Community Support and Ecosystem Integration
Because ansible.netcommon is Red Hat Ansible Certified Content, it exists within a robust support ecosystem. Users who encounter issues can leverage the Ansible Automation Platform (AAP) by using the "Create issue" button on the project's repository. For those using the community versions via Galaxy or GitHub, support is available through the Ansible Forum, specifically via posts tagged with network.
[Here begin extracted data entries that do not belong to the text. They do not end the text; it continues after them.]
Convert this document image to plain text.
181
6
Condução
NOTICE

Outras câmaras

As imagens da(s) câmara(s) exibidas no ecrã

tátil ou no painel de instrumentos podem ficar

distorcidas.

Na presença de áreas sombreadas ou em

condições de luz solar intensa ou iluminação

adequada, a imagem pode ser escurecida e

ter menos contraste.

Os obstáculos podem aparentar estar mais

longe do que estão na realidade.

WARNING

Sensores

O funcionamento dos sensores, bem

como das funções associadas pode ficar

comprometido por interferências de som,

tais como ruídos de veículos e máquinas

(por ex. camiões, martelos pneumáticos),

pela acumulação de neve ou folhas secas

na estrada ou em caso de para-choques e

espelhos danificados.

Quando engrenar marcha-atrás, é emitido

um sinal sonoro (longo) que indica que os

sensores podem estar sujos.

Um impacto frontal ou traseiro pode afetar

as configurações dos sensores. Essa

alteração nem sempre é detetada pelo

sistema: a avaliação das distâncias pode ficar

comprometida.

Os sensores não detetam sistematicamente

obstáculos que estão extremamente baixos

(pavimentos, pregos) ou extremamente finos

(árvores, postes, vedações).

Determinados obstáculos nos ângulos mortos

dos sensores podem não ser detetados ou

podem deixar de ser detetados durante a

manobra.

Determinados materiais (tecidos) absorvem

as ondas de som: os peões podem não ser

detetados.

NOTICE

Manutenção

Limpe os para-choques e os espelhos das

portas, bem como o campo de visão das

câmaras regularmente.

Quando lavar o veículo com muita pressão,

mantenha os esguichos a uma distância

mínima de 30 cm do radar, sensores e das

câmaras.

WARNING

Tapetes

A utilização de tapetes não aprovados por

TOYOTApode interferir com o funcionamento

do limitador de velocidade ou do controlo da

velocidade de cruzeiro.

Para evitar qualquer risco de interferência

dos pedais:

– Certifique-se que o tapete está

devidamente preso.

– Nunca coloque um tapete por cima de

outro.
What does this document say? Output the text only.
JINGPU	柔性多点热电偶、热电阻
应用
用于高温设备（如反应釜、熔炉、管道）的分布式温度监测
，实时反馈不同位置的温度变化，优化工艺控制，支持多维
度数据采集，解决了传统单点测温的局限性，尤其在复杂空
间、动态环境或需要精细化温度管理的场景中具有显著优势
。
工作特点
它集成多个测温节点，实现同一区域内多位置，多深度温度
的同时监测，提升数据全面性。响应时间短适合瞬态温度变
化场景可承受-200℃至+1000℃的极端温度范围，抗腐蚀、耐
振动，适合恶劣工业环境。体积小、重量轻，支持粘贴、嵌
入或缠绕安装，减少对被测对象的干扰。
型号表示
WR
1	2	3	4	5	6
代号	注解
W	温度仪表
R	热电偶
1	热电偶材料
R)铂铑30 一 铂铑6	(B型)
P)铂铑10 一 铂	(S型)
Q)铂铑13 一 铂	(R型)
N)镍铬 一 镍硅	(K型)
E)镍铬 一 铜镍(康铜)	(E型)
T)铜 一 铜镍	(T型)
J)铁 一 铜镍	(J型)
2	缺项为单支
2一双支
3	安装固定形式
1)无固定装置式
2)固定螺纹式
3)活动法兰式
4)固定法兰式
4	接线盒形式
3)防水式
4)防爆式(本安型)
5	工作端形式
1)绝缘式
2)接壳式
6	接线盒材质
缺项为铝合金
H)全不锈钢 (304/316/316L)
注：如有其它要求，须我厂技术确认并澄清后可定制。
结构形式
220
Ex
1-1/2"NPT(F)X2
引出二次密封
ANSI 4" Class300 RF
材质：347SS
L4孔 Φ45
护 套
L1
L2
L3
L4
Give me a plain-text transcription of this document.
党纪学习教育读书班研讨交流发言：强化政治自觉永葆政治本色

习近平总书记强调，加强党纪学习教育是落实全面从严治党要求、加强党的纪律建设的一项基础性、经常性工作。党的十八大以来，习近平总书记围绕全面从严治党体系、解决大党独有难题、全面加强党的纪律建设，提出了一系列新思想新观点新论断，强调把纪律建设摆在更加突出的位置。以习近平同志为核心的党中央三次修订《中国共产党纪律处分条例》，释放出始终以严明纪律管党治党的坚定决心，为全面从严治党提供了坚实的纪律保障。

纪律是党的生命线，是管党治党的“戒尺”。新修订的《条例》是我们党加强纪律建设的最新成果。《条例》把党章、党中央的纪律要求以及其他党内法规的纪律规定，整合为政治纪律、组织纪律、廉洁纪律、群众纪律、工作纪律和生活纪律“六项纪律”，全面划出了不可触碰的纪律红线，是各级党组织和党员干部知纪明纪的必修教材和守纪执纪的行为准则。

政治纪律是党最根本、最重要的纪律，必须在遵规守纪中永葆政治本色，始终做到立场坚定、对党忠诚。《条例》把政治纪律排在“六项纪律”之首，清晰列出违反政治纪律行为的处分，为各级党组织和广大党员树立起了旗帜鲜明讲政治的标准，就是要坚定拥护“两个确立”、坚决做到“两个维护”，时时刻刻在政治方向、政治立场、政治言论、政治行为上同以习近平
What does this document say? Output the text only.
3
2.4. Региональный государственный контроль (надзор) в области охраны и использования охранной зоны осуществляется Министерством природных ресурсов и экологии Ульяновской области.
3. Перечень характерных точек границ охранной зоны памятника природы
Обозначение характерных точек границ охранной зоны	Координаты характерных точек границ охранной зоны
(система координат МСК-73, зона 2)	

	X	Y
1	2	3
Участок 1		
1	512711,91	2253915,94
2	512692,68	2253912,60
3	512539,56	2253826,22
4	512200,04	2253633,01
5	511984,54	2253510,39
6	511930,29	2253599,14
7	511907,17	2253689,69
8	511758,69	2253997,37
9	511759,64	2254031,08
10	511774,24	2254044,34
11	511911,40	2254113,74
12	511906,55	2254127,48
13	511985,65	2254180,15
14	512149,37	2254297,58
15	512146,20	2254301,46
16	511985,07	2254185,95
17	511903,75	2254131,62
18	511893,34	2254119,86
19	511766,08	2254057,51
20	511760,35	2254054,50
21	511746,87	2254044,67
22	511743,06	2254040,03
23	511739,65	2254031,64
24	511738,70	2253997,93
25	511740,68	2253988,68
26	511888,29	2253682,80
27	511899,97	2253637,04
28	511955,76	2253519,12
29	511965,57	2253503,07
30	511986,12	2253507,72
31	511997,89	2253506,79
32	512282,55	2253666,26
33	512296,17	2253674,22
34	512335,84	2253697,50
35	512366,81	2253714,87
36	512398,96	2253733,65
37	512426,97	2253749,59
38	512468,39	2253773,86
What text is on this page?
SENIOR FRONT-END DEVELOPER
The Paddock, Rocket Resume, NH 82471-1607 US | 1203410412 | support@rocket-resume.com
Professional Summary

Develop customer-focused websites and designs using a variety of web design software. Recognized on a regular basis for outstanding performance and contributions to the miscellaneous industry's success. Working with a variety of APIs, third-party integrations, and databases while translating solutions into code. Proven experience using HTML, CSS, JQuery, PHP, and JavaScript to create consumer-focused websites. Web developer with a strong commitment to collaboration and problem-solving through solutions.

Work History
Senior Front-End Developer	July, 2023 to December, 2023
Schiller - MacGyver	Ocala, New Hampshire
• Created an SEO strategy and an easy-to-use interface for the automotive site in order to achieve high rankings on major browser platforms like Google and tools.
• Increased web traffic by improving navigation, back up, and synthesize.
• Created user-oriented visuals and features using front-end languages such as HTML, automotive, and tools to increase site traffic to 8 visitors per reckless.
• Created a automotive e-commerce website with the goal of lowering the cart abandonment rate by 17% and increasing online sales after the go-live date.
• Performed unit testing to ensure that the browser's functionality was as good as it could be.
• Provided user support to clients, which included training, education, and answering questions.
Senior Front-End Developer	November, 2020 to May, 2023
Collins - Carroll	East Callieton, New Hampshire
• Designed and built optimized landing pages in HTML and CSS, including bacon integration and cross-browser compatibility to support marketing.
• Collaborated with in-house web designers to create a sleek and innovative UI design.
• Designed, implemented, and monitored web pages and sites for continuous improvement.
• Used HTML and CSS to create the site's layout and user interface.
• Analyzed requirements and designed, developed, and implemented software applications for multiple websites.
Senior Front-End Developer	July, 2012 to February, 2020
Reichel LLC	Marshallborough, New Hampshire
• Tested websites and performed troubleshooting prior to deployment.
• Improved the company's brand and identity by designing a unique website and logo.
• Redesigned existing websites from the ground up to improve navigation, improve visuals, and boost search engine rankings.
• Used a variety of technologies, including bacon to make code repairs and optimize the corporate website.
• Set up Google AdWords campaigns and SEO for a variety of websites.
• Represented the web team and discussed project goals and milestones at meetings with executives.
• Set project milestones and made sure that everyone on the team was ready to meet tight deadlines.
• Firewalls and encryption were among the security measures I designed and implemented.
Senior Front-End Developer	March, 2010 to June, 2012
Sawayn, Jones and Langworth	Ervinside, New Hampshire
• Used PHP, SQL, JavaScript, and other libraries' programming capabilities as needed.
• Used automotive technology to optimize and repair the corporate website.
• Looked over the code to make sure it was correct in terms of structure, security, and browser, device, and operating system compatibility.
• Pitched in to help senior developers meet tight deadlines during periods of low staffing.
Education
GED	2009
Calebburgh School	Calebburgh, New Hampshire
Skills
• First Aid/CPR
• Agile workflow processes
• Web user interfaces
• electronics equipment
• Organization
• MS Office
The Ansible Network Automation Working Group provides a collaborative space for enthusiasts and professionals to discuss the evolution of these tools. Additionally, the Ansible Bullhorn newsletter serves as the primary channel for announcing new releases and critical updates to the collection.
Conclusion
The ansible.netcommon collection, and specifically its implementation of the NETCONF protocol, provides the necessary infrastructure for professional-grade network automation. By moving away from the fragility of CLI-based interactions and embracing the structure of YANG and XML, organizations can achieve a higher degree of reliability and scalability in their network operations. The combination of the netconf_config module for atomic configuration changes and the netconf_get module for precise state verification creates a closed-loop automation system that is essential for modern software-defined networking. The integration of persistent connections, gRPC, and RESTCONF ensures that this framework is future-proof, capable of supporting both the legacy hardware of today and the API-driven hardware of tomorrow.